John Coulthart, over at {feuilleton} has similar tastes to mine and a rather better memory for these things on tv, as a result of which he has lately been lamenting that the boxed set does not include Schalken the Painter, based on a story by J Sheridan Le Fanu, a production which I’d completely forgotten about until he mentioned it. Coulthart also writes on Nigel Kneale’s The Stone Tape, a production that scared me witless when I saw it at the impressionable age of 13 (the rather cruel deal was that I could watch these adaptations of James’s work and other ghost stories on condition that I did not wake the house up by having nightmares later: hello, insomnia). I saw it again about twenty years ago and it seemed to stand up fairly well then, though I notice M John Harrison being less convinced this week so it’s probably time to watch it again and see how I feel. (Paul Kincaid, meanwhile, is busy complaining that the BFI boxed set doesn’t include Robert Powell’s dramatic readings of James stories, which is admittedly another gap though they are at least easily available on YouTube. We are agreed that Powell does a particularly good version of Paul’s favourite story, ‘The Mezzotint’.)

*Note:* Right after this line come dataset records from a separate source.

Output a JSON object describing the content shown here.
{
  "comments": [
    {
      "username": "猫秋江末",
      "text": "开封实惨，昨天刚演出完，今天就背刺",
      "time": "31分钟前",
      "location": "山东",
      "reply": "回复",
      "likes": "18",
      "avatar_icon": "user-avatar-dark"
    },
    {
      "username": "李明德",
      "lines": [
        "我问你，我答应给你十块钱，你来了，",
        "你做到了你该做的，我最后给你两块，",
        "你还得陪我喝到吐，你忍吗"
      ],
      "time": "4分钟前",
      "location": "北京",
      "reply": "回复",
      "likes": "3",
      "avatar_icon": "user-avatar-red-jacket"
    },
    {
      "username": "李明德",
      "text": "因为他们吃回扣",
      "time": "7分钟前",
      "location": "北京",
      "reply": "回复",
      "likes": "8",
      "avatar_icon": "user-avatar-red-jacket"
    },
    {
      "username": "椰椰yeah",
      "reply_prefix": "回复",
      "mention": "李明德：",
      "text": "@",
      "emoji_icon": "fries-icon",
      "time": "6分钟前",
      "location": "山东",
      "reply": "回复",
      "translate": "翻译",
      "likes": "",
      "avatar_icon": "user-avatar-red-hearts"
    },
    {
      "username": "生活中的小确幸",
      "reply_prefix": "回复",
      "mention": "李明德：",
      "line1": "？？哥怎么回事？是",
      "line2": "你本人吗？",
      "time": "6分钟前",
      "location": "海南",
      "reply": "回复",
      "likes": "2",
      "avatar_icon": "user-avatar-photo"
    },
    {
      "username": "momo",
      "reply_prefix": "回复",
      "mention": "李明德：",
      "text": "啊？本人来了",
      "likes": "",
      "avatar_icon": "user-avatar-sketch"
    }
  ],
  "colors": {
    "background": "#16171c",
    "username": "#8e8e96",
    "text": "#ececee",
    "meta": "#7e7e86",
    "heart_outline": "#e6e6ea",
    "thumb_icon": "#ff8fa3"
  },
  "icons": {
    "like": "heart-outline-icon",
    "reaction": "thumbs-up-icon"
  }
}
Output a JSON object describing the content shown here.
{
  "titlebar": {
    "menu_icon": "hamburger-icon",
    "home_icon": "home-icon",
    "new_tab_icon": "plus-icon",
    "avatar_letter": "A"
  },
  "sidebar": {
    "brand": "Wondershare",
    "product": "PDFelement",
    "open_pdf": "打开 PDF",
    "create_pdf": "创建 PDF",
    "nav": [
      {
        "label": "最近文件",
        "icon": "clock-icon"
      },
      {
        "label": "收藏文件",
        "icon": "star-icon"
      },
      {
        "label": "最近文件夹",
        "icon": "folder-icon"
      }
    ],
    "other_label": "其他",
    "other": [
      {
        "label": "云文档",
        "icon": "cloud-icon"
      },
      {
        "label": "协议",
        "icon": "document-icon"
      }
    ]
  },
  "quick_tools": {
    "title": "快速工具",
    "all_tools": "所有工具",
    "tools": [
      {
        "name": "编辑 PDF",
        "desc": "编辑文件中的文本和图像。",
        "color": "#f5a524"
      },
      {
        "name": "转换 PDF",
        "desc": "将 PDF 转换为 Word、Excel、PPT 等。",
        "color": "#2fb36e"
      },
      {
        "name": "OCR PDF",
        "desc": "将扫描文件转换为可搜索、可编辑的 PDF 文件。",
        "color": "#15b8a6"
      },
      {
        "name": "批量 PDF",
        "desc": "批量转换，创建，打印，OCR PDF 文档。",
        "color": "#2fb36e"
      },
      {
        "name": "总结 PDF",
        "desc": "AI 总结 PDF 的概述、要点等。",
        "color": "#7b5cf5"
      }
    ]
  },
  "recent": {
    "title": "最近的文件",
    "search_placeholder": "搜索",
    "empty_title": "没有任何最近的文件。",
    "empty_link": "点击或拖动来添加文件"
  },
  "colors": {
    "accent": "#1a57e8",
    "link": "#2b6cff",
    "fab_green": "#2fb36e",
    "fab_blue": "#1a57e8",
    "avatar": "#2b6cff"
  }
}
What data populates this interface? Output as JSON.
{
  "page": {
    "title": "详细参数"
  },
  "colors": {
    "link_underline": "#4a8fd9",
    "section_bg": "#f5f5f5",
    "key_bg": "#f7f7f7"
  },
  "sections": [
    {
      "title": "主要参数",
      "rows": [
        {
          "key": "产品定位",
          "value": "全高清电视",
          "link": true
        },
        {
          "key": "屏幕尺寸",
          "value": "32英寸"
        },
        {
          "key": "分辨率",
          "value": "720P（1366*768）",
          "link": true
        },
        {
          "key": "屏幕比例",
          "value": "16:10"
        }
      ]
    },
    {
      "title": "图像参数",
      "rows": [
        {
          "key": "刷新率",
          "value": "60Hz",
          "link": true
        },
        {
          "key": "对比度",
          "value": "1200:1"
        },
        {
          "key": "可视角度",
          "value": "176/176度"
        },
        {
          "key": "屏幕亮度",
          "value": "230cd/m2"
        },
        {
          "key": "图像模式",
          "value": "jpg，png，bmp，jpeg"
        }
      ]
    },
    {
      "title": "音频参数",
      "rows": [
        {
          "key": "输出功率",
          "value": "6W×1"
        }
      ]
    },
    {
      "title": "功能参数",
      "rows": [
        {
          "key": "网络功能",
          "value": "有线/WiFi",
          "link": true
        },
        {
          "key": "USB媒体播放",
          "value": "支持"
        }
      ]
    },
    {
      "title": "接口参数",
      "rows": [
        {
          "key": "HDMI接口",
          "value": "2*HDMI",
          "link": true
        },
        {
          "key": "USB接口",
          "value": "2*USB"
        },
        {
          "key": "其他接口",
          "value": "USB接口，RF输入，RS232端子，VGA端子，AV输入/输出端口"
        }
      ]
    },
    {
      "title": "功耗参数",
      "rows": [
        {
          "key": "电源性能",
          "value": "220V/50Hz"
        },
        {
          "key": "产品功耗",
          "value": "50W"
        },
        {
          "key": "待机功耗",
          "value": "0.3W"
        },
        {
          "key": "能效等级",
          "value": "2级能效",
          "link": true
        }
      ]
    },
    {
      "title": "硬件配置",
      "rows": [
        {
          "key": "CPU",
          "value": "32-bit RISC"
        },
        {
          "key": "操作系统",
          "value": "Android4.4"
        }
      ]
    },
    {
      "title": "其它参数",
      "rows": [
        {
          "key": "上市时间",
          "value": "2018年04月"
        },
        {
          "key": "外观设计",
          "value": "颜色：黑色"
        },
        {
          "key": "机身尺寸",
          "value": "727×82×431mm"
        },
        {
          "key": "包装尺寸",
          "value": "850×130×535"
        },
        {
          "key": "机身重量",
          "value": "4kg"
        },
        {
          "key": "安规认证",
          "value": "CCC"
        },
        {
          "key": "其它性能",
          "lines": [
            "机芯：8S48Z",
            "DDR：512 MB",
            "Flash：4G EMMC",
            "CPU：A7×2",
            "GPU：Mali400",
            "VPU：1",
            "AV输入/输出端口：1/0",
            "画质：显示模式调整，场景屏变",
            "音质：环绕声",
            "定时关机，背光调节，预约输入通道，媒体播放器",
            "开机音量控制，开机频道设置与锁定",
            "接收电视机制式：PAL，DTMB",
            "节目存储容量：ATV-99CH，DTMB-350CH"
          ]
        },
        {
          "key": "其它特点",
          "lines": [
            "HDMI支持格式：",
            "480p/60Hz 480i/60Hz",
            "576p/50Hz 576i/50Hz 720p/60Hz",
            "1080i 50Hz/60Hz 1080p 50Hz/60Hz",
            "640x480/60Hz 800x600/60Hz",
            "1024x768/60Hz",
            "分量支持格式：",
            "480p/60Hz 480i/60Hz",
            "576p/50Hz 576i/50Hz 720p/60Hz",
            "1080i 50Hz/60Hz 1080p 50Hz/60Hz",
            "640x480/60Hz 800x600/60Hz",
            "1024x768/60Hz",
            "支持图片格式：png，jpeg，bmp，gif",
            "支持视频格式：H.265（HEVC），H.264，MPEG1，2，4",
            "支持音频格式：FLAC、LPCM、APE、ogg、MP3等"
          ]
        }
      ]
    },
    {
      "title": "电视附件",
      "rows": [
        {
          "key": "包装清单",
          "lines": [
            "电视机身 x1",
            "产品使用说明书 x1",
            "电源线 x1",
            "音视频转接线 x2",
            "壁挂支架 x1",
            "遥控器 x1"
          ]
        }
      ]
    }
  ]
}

More reclamation work of late has involved finally cracking and buying a DVD of Children of the Stones, which I remember vividly from my adolescence, and, a little while ago, laying hands on a DVD of the Dramarama: Spooky series, which includes Alan Garner’s The Keeper, by far the best piece on the DVD and as powerful and frightening as I remember it. Also, I got hold of a DVD transfer of Penda’s Fen some time ago, and that is as remarkable as I remember it being.

So, rampant nostalgia? Maybe, but I’d contend that they really don’t make ghost and supernatural stories like that any more, as evidenced by the 2010 production of Whistle.


2 thoughts on “Back to blogging

  1. Jonathan M

    That Solaris-related post at SFSignal is pretty damn funny. 'I'd like to watch the Russian version…' but you can't be bothered? but there's a stout hairy man playing the George Clooney part?Children of the Stones is quite neat but not as frightening as I remember it being. The psychological battle between the boy and the evil astrophysicist still works and the idea of a town that's caught up in worshiping an astronomical anomaly is quite cool but it feels a lot more like the TV adaptation of Chocky than it does the output of Nigel Kneale.One TV ghost story you don't mention is Ghostwatch. If you can track that down it is definitely worth a look.

  2. Maureen Kincaid Speller

    Yes, it's not like it's actually difficult to find the Tarkovsky version. Maybe it's the subtitles. Though given a choice between Clooney and Banionis circa 1972, I know who I think is the more interesting on-screen presence.I still regret not seeing Ghostwatch when it was originally broadcast. I recall some impatience with the beginning of it, having not realised what was really going on, and turned it off. Why did I do that???